La actual Ley sobre Violencia de Género "aplica la vieja
regla del café para todos muy propia de estos tiempos de
radicalismo de género". Lo dice en una sentencia el juez de
violencia de género de Jaén, Miguel Sánchez Gasca, que ha
negado a un padre la custodia compartida sobre sus hijos,
una decisión que, según dice, se ha visto obligado a adoptar
debido a la "regulación legal mala y negativa" sobre esta
materia.
El magistrado se muestra así de crítico en un
fallo en el que cuestiona el comportamiento de una mujer que
aspiraba a una custodia compartida y que denunció por
violencia de género a su marido, una decisión que niega al
padre la custodia. La denuncia se interpuso cuando estaban
en marcha las negociaciones para dicha custodia compartida.

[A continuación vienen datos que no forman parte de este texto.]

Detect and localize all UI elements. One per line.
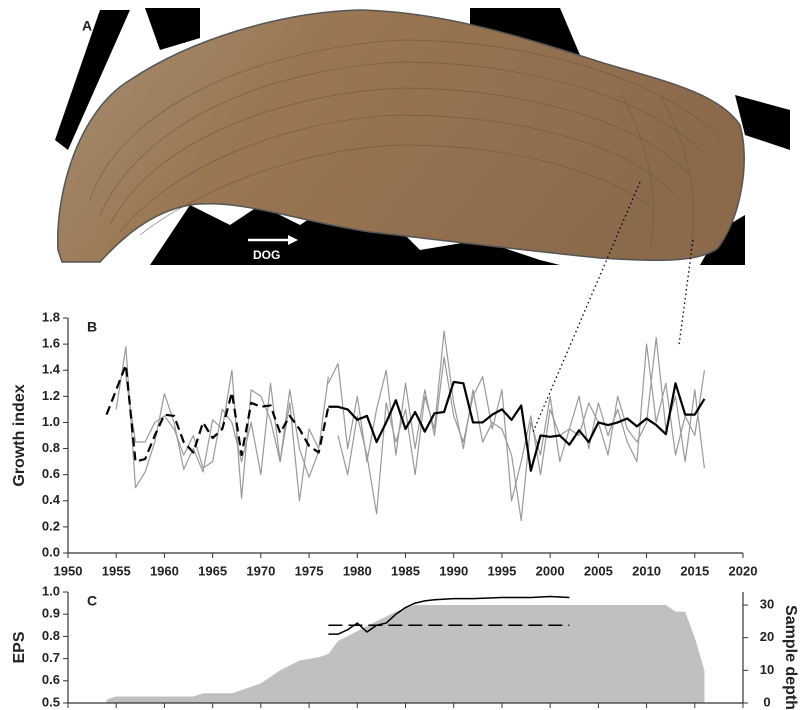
x-tick-label: 1985 — [391, 563, 420, 578]
x-tick-label: 1970 — [246, 563, 275, 578]
x-tick-label: 1950 — [54, 563, 83, 578]
line — [328, 380, 706, 472]
x-tick-label: 1975 — [295, 563, 324, 578]
y-tick-label: 0.2 — [42, 518, 60, 533]
panel-label: C — [87, 593, 97, 609]
x-tick-label: 2000 — [536, 563, 565, 578]
mask — [470, 8, 580, 55]
y2-tick-label: 0 — [763, 694, 770, 709]
x-tick-label: 1960 — [150, 563, 179, 578]
y-tick-label: 1.8 — [42, 309, 60, 324]
y-tick-label: 1.4 — [42, 362, 61, 377]
y-tick-label: 0.0 — [42, 544, 60, 559]
y2-tick-label: 30 — [760, 596, 774, 611]
growth-rings — [89, 39, 721, 253]
y-tick-label: 1.2 — [42, 388, 60, 403]
line — [115, 346, 320, 499]
y-tick-label: 1.0 — [42, 583, 60, 598]
y-tick-label: 1.6 — [42, 336, 60, 351]
arrow-head — [288, 235, 298, 245]
x-tick-label: 2015 — [680, 563, 709, 578]
y2-axis-label: Sample depth — [782, 605, 799, 710]
line — [337, 330, 706, 521]
y-tick-label: 0.5 — [42, 694, 60, 709]
y-tick-label: 1.0 — [42, 414, 60, 429]
area — [106, 605, 705, 703]
x-tick-label: 1980 — [343, 563, 372, 578]
panel-label: A — [82, 18, 92, 34]
y2-tick-label: 20 — [760, 629, 774, 644]
y-axis-label: Growth index — [11, 384, 28, 486]
y-tick-label: 0.6 — [42, 466, 60, 481]
line — [125, 376, 329, 502]
shell-section — [57, 9, 745, 263]
x-tick-label: 1965 — [198, 563, 227, 578]
x-tick-label: 1995 — [487, 563, 516, 578]
y-tick-label: 0.4 — [42, 492, 61, 507]
connector — [532, 181, 641, 433]
x-tick-label: 2020 — [729, 563, 758, 578]
y-tick-label: 0.7 — [42, 650, 60, 665]
y-tick-label: 0.8 — [42, 628, 60, 643]
mask — [55, 10, 130, 150]
x-tick-label: 1955 — [102, 563, 131, 578]
y2-tick-label: 10 — [760, 662, 774, 677]
line — [328, 595, 570, 635]
x-tick-label: 2005 — [584, 563, 613, 578]
connector-lines — [532, 181, 694, 433]
x-tick-label: 2010 — [632, 563, 661, 578]
y-tick-label: 0.8 — [42, 440, 60, 455]
y-tick-label: 0.6 — [42, 672, 60, 687]
arrow-label: DOG — [253, 248, 280, 262]
line — [105, 363, 330, 463]
panel-label: B — [87, 319, 97, 335]
mask — [150, 205, 560, 265]
mask — [735, 95, 790, 150]
y-axis-label: EPS — [11, 631, 28, 663]
photo-panel: DOG A — [20, 5, 790, 267]
charts: 0.0 0.2 0.4 0.6 0.8 1.0 1.2 1.4 1.6 1.8 1950 1955 19… — [11, 309, 799, 710]
x-tick-label: 1990 — [439, 563, 468, 578]
mask — [145, 8, 200, 50]
y-tick-label: 0.9 — [42, 606, 60, 621]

Sostiene el juez en la sentencia que la custodia
compartida es el mejor régimen para el desarrollo humano y
personal de los hijos y precisa que, aplicado al caso
presente, lo hubiera acordado "sin duda". No obstante, añade
que "la ley es muy clara en este sentido y no caben
interpretaciones: si existe un procedimiento de violencia de
género entre los progenitores, no cabe acordar la custodia
compartida". Por ello, el juez entiende que "quizás lo más
adecuado habría sido otorgar la custodia al padre", ya que
la obstrucción de la madre a compartir la custodia "podría
apreciarse como una conducta en detrimento de los hijos". El
juez ha acordado conceder la custodia de los dos menores a
su madre, con un "amplio" régimen de visitas a favor del
padre, que los tendrá los fines de semana alternos, todos
los miércoles de 18.30 a 21.00, la mitad de las vacaciones
de verano y un reparto similar para Semana Santa y Navidad.

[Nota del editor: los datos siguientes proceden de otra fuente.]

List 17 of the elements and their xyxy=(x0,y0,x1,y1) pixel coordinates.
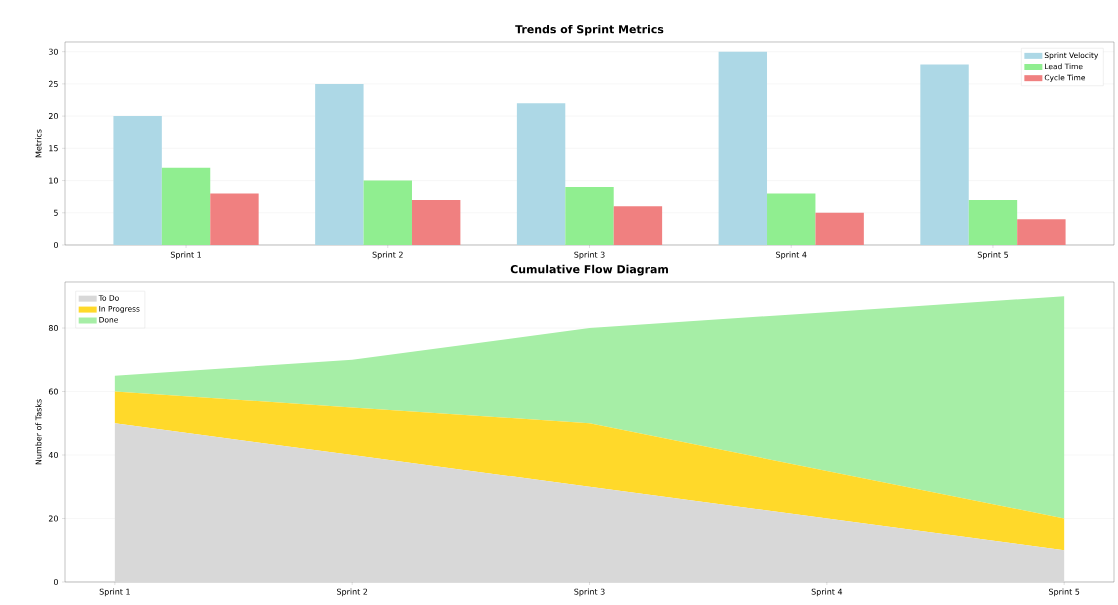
bar xyxy=(920,64,969,245)
bar xyxy=(411,199,461,245)
bar xyxy=(113,116,162,245)
bar xyxy=(613,206,663,245)
bar xyxy=(315,83,364,245)
bar xyxy=(1017,219,1066,245)
bar xyxy=(565,187,614,245)
chart-title: Trends of Sprint Metrics xyxy=(515,24,664,36)
bar xyxy=(815,212,864,245)
bar xyxy=(161,167,211,245)
bar xyxy=(210,193,259,245)
bar xyxy=(363,180,412,245)
bar xyxy=(968,199,1018,245)
bar xyxy=(718,51,768,245)
bar xyxy=(516,103,566,245)
bar xyxy=(767,193,816,245)
chart-title: Cumulative Flow Diagram xyxy=(510,264,668,276)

Por otro lado, el juez de Familia de Sevilla ha decidido
retirar la patria potestad sobre su hijo de cinco años a un
joven que mató a su compañera de un tiro en la frente porque
con el homicidio le causó el "daño irreparable" de privarle
de su madre.
El juez considera que mantener la patria potestad supone
para el pequeño un atentado contra su integridad física y su
salud mental y, por lo tanto, "manifiestamente contrario a
su interés". Enrique R. G., de 22 años, está condenado en
sentencia firme del Tribunal Supremo a 20 años de cárcel.